Cet amour pour le Luxembourg d’antan et l’envie d’être archéologue plus jeune n’ont pourtant pas déterminé son devenir professionnel. Le collectionneur de la troisième génération est, en effet, devenu infirmier et effectue des soins à domicile. Il consacre donc une bonne partie de son temps libre à cette passion qu’il a gardée privée jusqu’à la pandémie de covid. «J’avais tellement de temps libre pendant le confinement que j’ai eu l’idée de lancer une page Facebook pour partager les anciennes cartes et échanger avec les gens.»
C’est ainsi que la page «Zäitrees duerch Lëtzebuerg» (Voyage dans le temps à travers le Luxembourg) voit le jour en mars 2021. Elle cumule aujourd’hui près de 7 500 abonnés. Tous les trois jours, l’infirmier prend le temps de publier l’une de ses cartes postales, accompagnée d’un court article sur le contexte de la photo.

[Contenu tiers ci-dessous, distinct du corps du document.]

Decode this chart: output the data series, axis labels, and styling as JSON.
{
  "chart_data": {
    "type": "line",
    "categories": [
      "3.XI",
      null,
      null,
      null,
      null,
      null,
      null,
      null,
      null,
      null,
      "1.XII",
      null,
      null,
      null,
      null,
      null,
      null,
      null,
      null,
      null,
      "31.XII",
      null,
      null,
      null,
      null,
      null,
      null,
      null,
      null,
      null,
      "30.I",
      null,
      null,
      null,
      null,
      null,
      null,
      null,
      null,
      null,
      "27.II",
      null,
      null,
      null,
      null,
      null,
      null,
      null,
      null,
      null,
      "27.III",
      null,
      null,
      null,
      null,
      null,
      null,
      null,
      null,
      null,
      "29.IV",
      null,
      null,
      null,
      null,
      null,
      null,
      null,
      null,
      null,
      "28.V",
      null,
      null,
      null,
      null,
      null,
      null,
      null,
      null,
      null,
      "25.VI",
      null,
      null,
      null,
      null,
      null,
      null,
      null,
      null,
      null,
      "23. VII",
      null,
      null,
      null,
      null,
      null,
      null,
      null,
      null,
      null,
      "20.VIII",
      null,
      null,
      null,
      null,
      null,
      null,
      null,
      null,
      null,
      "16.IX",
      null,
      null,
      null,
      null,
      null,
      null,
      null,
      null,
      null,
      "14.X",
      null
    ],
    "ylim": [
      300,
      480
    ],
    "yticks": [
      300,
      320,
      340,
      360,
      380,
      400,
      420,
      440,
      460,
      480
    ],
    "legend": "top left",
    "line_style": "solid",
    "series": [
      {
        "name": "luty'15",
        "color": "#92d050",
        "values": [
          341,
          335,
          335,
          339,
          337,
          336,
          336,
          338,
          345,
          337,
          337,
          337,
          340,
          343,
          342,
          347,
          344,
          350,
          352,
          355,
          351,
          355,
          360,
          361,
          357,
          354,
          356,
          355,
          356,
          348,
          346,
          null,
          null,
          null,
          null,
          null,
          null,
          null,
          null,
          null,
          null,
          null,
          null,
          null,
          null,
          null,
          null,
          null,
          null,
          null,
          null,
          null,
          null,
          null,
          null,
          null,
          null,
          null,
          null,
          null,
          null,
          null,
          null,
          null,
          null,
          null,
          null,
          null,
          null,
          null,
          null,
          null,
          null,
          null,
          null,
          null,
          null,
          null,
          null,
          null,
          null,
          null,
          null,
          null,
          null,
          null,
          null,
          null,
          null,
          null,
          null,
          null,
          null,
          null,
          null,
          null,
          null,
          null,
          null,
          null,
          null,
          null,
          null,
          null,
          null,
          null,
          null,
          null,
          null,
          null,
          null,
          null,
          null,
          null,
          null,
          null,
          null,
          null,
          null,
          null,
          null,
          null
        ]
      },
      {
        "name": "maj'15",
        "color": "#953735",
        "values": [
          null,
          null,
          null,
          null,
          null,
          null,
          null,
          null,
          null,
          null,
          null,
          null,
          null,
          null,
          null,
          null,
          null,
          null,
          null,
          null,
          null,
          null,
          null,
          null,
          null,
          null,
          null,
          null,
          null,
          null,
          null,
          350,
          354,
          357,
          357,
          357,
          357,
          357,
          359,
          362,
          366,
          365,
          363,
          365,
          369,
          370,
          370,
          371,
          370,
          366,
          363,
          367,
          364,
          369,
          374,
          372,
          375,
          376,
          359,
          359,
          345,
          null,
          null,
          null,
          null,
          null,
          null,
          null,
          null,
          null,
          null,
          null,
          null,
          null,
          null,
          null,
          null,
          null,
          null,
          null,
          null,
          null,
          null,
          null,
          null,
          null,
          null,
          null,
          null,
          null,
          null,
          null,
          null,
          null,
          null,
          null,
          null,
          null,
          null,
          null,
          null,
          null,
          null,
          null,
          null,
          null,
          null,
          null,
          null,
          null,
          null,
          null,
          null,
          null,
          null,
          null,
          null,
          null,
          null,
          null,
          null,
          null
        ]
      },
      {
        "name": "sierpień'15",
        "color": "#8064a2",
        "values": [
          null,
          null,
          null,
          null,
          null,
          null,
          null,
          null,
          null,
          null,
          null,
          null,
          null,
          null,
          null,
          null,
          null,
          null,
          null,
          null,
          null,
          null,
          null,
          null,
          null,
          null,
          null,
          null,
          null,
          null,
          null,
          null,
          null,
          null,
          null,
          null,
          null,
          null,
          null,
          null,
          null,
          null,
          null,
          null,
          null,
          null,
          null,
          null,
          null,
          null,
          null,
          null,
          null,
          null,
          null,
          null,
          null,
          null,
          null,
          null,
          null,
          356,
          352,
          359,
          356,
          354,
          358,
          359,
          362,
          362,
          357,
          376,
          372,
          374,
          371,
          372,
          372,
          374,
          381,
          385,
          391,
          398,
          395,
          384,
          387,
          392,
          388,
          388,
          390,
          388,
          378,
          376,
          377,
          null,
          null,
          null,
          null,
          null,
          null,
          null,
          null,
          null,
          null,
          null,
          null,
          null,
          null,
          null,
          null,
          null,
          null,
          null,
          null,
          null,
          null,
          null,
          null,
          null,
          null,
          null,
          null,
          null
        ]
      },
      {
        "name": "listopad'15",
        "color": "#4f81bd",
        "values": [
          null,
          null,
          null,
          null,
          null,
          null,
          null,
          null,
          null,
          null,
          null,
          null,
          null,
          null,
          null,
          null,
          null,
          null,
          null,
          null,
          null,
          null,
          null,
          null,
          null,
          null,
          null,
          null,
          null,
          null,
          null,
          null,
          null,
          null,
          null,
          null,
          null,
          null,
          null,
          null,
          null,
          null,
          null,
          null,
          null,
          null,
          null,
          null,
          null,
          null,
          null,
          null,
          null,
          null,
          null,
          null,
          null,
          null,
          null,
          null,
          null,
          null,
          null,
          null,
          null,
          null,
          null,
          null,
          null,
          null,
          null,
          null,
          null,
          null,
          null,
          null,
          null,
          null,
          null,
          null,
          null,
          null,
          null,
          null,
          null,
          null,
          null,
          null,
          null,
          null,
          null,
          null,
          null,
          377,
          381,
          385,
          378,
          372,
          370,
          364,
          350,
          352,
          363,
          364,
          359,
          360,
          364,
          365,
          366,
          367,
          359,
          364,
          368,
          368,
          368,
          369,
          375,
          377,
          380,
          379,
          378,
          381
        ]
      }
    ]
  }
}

Outre le travail d’archivage considérable afin de stocker et scanner les milliers de cartes postales, la page Facebook nécessite aussi d’effectuer des recherches d’historien. «Ce n’est pas comme les pièces de monnaie, qui sont cataloguées, donc parfois je cherche plus d’une semaine afin de savoir d’où vient une carte postale.»
«Pourquoi ne pas faire une exposition ?»
Sur le fil de la page Facebook, les clichés en noir et blanc s’enchaînent et ne se ressemblent pas. Parmi les dernières photos, on retrouve un soldat américain lors de la libération de la capitale en 1944, le centre-ville de Differdange en pleine expansion au début du XXe siècle, une exposition d’avions de chasse à Merl en 1911 ou encore la collision entre un train et un tramway dans la Ville-Haute en 1919.

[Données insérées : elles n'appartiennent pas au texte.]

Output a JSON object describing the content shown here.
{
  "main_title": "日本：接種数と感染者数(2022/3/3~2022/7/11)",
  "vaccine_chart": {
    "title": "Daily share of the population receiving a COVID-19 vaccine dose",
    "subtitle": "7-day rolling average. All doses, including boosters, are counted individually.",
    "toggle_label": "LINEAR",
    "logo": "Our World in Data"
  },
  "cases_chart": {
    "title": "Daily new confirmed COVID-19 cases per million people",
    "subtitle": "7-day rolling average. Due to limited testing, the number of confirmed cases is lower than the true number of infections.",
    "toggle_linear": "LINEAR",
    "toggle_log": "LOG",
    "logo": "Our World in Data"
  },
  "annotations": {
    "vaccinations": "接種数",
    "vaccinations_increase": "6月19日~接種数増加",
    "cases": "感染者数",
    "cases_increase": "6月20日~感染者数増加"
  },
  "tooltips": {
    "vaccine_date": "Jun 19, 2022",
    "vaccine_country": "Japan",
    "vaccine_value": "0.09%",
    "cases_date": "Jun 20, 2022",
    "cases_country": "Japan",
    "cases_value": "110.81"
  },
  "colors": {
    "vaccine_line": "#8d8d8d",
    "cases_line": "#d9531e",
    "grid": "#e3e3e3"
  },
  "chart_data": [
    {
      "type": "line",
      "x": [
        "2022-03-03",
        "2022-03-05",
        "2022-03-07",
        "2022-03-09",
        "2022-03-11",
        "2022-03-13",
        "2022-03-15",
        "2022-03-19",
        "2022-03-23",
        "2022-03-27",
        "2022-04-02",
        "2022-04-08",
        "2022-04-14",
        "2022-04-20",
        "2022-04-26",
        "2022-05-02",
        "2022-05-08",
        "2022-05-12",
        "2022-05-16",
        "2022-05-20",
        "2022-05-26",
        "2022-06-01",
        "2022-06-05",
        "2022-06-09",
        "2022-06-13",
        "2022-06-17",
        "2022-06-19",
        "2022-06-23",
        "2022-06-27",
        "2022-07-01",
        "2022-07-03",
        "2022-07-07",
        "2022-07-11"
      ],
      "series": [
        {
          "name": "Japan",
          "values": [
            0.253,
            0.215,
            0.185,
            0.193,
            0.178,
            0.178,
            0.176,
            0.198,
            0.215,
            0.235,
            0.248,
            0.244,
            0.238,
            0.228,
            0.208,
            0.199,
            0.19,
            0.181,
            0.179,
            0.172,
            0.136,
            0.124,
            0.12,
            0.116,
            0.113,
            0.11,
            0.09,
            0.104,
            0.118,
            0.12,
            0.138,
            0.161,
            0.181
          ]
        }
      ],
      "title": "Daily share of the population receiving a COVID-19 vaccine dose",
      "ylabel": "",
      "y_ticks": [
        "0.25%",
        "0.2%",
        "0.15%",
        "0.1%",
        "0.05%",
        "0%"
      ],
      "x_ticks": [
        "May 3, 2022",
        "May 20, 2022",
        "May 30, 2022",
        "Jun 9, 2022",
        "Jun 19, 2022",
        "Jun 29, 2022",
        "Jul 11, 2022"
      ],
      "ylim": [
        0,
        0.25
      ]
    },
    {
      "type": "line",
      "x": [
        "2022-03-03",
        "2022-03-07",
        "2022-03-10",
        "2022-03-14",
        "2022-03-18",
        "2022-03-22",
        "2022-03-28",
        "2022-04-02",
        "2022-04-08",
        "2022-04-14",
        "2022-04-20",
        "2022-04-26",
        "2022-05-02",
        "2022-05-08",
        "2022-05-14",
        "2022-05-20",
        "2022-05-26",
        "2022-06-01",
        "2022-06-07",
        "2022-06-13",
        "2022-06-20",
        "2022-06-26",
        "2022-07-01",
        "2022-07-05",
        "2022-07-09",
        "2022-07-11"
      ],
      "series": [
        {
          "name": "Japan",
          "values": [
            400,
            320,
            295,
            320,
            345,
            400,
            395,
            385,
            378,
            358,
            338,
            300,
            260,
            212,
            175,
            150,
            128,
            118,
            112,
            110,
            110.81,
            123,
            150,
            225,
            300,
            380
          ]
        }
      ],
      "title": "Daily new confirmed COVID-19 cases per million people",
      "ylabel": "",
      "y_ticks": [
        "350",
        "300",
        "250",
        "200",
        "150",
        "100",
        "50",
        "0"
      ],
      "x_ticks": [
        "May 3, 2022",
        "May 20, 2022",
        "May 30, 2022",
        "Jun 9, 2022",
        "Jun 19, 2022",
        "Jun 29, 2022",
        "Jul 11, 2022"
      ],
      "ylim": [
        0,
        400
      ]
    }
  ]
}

Michel Scheuer confie avoir une préférence pour «les cartes de Dudelange et de l’industrie, parce que j’y habite et que c’est l’histoire de ma famille, mes grands-pères ayant travaillé à la Schmelz». Le collectionneur s’attache à transmettre l’héritage de ses aïeux et profite d’ailleurs de son poste au sein du foyer de jour de la Verbandskëscht pour récolter des témoignages sur cette époque révolue : «Certaines choses que me disent mes patients entrent dans les publications».
Au travail, l’échange va dans les deux sens, puisque les cartes postales sont utilisées lors d’ateliers destinés à des personnes atteintes de démence afin de faire remonter leurs souvenirs et de provoquer une réaction. «La première fois, j’ai montré des photos d’Esch à une personne très touchée par la démence et elle a reconnu la rue de l’Alzette», s’émerveille encore l’infirmier.

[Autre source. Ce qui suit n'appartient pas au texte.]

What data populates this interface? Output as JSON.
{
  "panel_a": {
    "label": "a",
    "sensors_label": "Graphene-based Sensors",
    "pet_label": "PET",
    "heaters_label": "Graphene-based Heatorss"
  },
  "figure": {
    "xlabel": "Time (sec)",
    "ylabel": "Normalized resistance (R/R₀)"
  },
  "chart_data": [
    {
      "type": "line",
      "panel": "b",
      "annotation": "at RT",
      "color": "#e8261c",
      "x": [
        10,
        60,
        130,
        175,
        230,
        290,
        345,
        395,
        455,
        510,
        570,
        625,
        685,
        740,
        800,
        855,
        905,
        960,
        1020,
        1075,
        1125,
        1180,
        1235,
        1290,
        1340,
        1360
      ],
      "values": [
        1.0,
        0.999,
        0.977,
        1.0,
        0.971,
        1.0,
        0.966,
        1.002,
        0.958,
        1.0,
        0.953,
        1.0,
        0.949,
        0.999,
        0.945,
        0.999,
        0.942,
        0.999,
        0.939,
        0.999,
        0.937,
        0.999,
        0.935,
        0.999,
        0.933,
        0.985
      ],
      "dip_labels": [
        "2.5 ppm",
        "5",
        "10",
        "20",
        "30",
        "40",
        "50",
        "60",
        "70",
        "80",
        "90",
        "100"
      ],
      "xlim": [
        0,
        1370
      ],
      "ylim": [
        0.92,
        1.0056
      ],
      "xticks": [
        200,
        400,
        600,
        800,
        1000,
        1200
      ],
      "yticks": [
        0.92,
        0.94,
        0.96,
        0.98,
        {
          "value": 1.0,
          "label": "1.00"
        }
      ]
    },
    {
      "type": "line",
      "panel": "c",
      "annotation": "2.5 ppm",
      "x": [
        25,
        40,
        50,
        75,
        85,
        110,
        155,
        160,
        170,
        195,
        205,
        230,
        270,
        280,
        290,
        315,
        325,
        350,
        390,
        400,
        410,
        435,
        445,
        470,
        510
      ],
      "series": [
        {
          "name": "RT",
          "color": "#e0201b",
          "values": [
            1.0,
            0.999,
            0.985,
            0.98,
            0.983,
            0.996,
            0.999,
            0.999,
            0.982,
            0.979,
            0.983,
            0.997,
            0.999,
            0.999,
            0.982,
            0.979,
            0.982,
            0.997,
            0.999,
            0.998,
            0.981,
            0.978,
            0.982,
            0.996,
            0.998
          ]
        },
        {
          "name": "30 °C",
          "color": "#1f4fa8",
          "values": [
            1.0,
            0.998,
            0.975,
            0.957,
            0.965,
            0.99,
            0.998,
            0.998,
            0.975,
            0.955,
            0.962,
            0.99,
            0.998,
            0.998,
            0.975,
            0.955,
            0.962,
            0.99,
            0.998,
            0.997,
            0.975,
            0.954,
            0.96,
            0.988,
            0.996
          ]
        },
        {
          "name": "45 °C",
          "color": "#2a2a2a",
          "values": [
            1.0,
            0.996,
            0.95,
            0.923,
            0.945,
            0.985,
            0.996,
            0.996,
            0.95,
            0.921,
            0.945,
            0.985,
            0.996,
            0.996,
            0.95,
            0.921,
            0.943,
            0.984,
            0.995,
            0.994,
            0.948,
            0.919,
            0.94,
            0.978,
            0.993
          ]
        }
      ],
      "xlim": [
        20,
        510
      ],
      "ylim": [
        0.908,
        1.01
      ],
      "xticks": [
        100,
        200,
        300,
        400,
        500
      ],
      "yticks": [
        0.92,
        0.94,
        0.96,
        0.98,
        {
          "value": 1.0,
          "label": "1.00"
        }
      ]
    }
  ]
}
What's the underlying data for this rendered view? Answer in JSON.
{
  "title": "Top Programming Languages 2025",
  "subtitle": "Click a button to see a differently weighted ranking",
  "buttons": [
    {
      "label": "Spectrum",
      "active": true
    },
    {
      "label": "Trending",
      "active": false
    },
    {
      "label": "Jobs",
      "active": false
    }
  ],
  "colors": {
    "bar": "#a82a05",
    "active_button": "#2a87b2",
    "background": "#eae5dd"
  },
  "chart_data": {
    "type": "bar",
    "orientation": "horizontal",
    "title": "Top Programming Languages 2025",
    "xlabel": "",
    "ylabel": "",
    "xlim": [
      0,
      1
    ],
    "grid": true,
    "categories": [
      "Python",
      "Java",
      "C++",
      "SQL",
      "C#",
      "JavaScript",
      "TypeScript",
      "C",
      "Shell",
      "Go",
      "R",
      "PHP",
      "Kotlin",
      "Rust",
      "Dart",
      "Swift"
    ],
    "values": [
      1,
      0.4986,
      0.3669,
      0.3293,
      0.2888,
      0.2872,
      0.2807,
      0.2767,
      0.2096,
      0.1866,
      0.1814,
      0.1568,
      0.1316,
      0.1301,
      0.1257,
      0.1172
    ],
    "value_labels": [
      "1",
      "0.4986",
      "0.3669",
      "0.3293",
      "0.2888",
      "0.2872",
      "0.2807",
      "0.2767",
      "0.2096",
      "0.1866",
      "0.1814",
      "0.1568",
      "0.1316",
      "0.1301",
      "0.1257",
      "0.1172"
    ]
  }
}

Les cartes postales du Dudelangeois, si elles ne sont pas mises à profit pour alimenter ces ateliers ou partagées sur Facebook, restent au chaud dans la bibliothèque, mais leur propriétaire n’exclut pas de leur accorder une plus grande vitrine. «Même si, avec le travail, ce sera difficile, pourquoi ne pas faire une exposition ou un livre un jour ?», glisse Michel Scheuer.
Afin d’alimenter sa collection, Michel Scheuer n’hésite pas à mettre la main à la poche. L’infirmier de profession a déjà déboursé 200 euros afin d’acquérir une carte postale illustrant la kermesse de Dudelange en 1990. Un prix qui se justifie par sa rareté. Celle-ci lui aura d’ailleurs valu d’être contacté par un historien souhaitant étudier la photo.